Oh darlingses, I just took down my last post. I decided it wasn't up to community standards.
You know when your pal sends you a link, and at first you think it is hilarious, so you post it, but then you read the small print, and you think, hmm? So then you add a note saying of course you don't approve of this and that, and then you go shopping. And while you are shopping, you feel badly about the judgmental attitude on top of linking to the hilarious post, so then you go home and take it all down.
That's what I did.
And it made me thing about community standards, and why I thought most of you would find that link hilarious, and then why I thought many of you would also find it A Bit Much, especially when you came across some bad language and, in the comments, some crude ideas.
The Benedict XVI generation is in a bit of a bind, when it comes to community standards, for we cannot say, "If it's okay for your granny, it's okay for you" because some of our grannies are real rips. They say things like, "I may be 40 years older than my granddaughters, but I'm younger in spirit. Now excuse me, I have a hot date tonight."

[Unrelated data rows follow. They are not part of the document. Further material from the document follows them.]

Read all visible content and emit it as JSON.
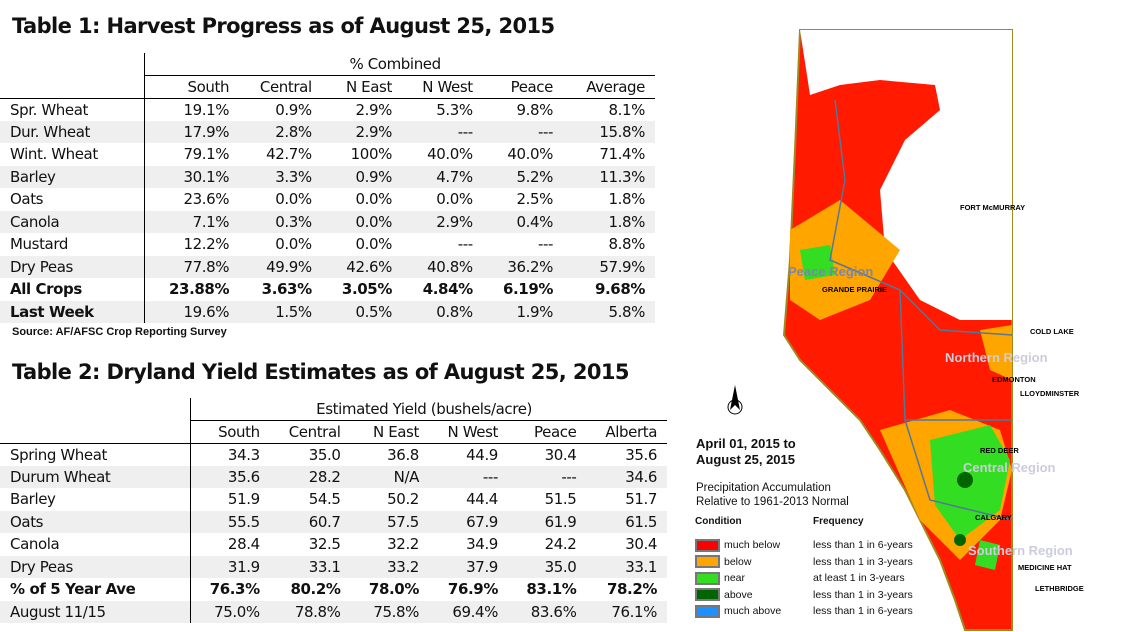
{
  "table1": {
    "title": "Table 1: Harvest Progress as of August 25, 2015",
    "group_header": "% Combined",
    "columns": [
      "South",
      "Central",
      "N East",
      "N West",
      "Peace",
      "Average"
    ],
    "rows": [
      {
        "label": "Spr. Wheat",
        "values": [
          "19.1%",
          "0.9%",
          "2.9%",
          "5.3%",
          "9.8%",
          "8.1%"
        ]
      },
      {
        "label": "Dur. Wheat",
        "values": [
          "17.9%",
          "2.8%",
          "2.9%",
          "---",
          "---",
          "15.8%"
        ]
      },
      {
        "label": "Wint. Wheat",
        "values": [
          "79.1%",
          "42.7%",
          "100%",
          "40.0%",
          "40.0%",
          "71.4%"
        ]
      },
      {
        "label": "Barley",
        "values": [
          "30.1%",
          "3.3%",
          "0.9%",
          "4.7%",
          "5.2%",
          "11.3%"
        ]
      },
      {
        "label": "Oats",
        "values": [
          "23.6%",
          "0.0%",
          "0.0%",
          "0.0%",
          "2.5%",
          "1.8%"
        ]
      },
      {
        "label": "Canola",
        "values": [
          "7.1%",
          "0.3%",
          "0.0%",
          "2.9%",
          "0.4%",
          "1.8%"
        ]
      },
      {
        "label": "Mustard",
        "values": [
          "12.2%",
          "0.0%",
          "0.0%",
          "---",
          "---",
          "8.8%"
        ]
      },
      {
        "label": "Dry Peas",
        "values": [
          "77.8%",
          "49.9%",
          "42.6%",
          "40.8%",
          "36.2%",
          "57.9%"
        ]
      },
      {
        "label": "All Crops",
        "values": [
          "23.88%",
          "3.63%",
          "3.05%",
          "4.84%",
          "6.19%",
          "9.68%"
        ],
        "bold": true
      },
      {
        "label": "Last Week",
        "values": [
          "19.6%",
          "1.5%",
          "0.5%",
          "0.8%",
          "1.9%",
          "5.8%"
        ],
        "bold_label": true
      }
    ],
    "source": "Source: AF/AFSC Crop Reporting Survey"
  },
  "table2": {
    "title": "Table 2: Dryland Yield Estimates as of August 25, 2015",
    "group_header": "Estimated Yield (bushels/acre)",
    "columns": [
      "South",
      "Central",
      "N East",
      "N West",
      "Peace",
      "Alberta"
    ],
    "rows": [
      {
        "label": "Spring Wheat",
        "values": [
          "34.3",
          "35.0",
          "36.8",
          "44.9",
          "30.4",
          "35.6"
        ]
      },
      {
        "label": "Durum Wheat",
        "values": [
          "35.6",
          "28.2",
          "N/A",
          "---",
          "---",
          "34.6"
        ]
      },
      {
        "label": "Barley",
        "values": [
          "51.9",
          "54.5",
          "50.2",
          "44.4",
          "51.5",
          "51.7"
        ]
      },
      {
        "label": "Oats",
        "values": [
          "55.5",
          "60.7",
          "57.5",
          "67.9",
          "61.9",
          "61.5"
        ]
      },
      {
        "label": "Canola",
        "values": [
          "28.4",
          "32.5",
          "32.2",
          "34.9",
          "24.2",
          "30.4"
        ]
      },
      {
        "label": "Dry Peas",
        "values": [
          "31.9",
          "33.1",
          "33.2",
          "37.9",
          "35.0",
          "33.1"
        ]
      },
      {
        "label": "% of 5 Year Ave",
        "values": [
          "76.3%",
          "80.2%",
          "78.0%",
          "76.9%",
          "83.1%",
          "78.2%"
        ],
        "bold": true
      },
      {
        "label": "August 11/15",
        "values": [
          "75.0%",
          "78.8%",
          "75.8%",
          "69.4%",
          "83.6%",
          "76.1%"
        ]
      }
    ]
  },
  "map": {
    "date_line1": "April 01, 2015 to",
    "date_line2": "August 25, 2015",
    "subtitle1": "Precipitation Accumulation",
    "subtitle2": "Relative to 1961-2013 Normal",
    "condition_header": "Condition",
    "frequency_header": "Frequency",
    "legend": [
      {
        "condition": "much below",
        "frequency": "less than 1 in 6-years",
        "color": "#ff0000"
      },
      {
        "condition": "below",
        "frequency": "less than 1 in 3-years",
        "color": "#ffa500"
      },
      {
        "condition": "near",
        "frequency": "at least 1 in 3-years",
        "color": "#33dd22"
      },
      {
        "condition": "above",
        "frequency": "less than 1 in 3-years",
        "color": "#006400"
      },
      {
        "condition": "much above",
        "frequency": "less than 1 in 6-years",
        "color": "#1e90ff"
      }
    ],
    "regions": [
      "Peace Region",
      "Northern Region",
      "Central Region",
      "Southern Region"
    ],
    "cities": [
      "FORT McMURRAY",
      "GRANDE PRAIRIE",
      "COLD LAKE",
      "EDMONTON",
      "LLOYDMINSTER",
      "RED DEER",
      "CALGARY",
      "MEDICINE HAT",
      "LETHBRIDGE"
    ]
  }
}
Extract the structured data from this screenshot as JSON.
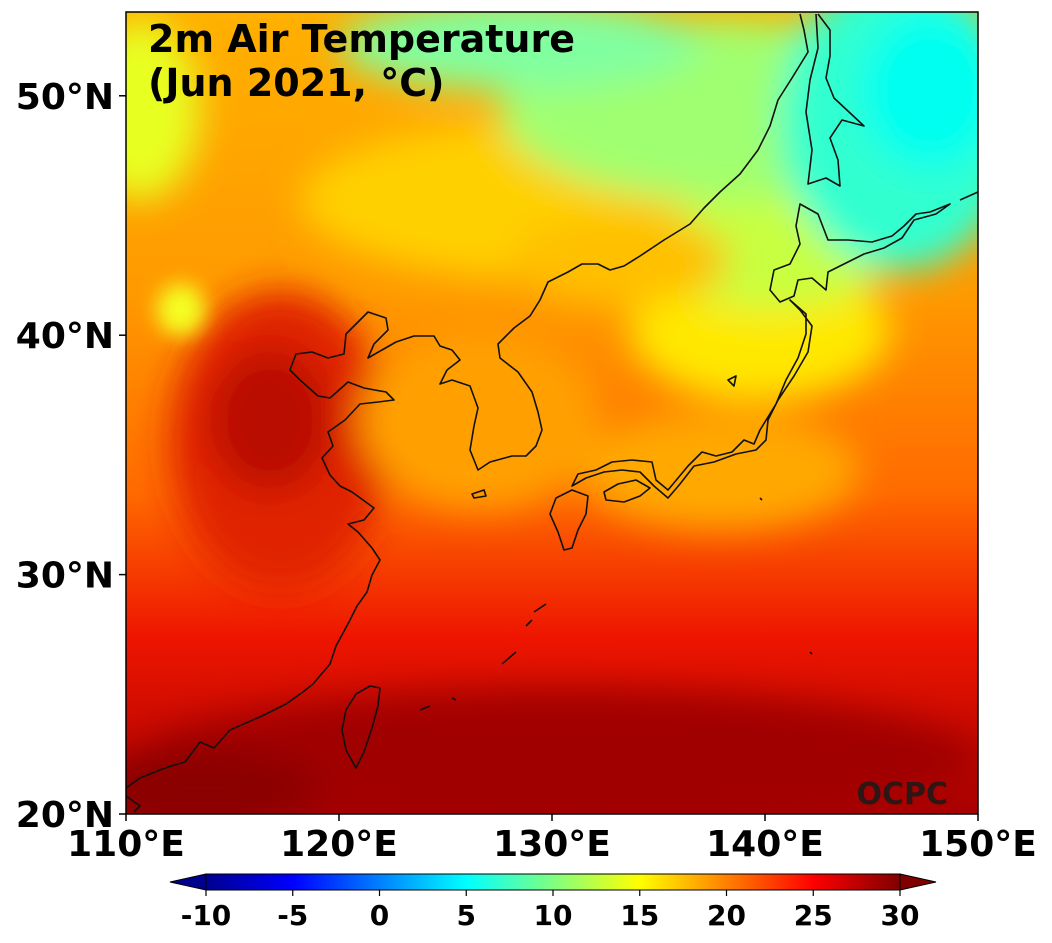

Okay, my grannies weren't like that, but one was born in 1904 and the other around 1915, so they missed the Granny Sexual Revolution. My mum is an old-fashioned Catholic granny who bakes cookies, crochets sweaters and calls me up to report what the parish priest has done now. She ignored the Sexual Revolution in general, so it's no surprise she's ignoring the Granny one, too.
That said, I would say stuff in front of my mother I wouldn't say to young things like the greater part of you. The older I get, the more sentimental I get about unmarried girls, especially ones who have never dated, and the more careful I am about language and writing about Sex and the City and what have you. I know two nice Catholic men who enjoy torturing me by saying they only ever watched Sex and the City because they knew I had, and they wanted to find out what it was all about and what sort of woman I might be.
Yours is not the first generation to shake off the morals (or immorals) of previous generations. (When I say your generation I am, of course, ignoring most of it. I mean the Still Goes to Church Every Sunday segment of your generation.) The Victorians, whom the 20th century loved to beat up on, shook the dirt and dust of the 18th century off their feet. The 18th century was a lot ruder than the 19th, at least in public, which is why the earliest biographies of Jane Austen are so boring. Our Jane was a Georgian, not a Victorian, and therefore too much fun by her nephew's standards.
But however naughty the 18th century attitude towards sexuality, the attitude stemming from the second half of the 20th century is disspiriting and gross. The balladeers of the 18th century may have sung obscene songs in the street for pennies, but today's balladeers mix abject hatred and violence towards women with the obscenities. In the 18th century, you could be arrested for publishing pornography, but today's pornographers, professionals and an shockingly huge army of amateurs, spread it all over the internet.
So when I talk about community standards, I'm talking about standards consistent with the Catholic blogging community, particular that part that reads my blog. It a standard that says the current community standards of the UK, USA, Canada and Australia aren't good enough. We need a break from those community standards, and that's why I ditched my last post.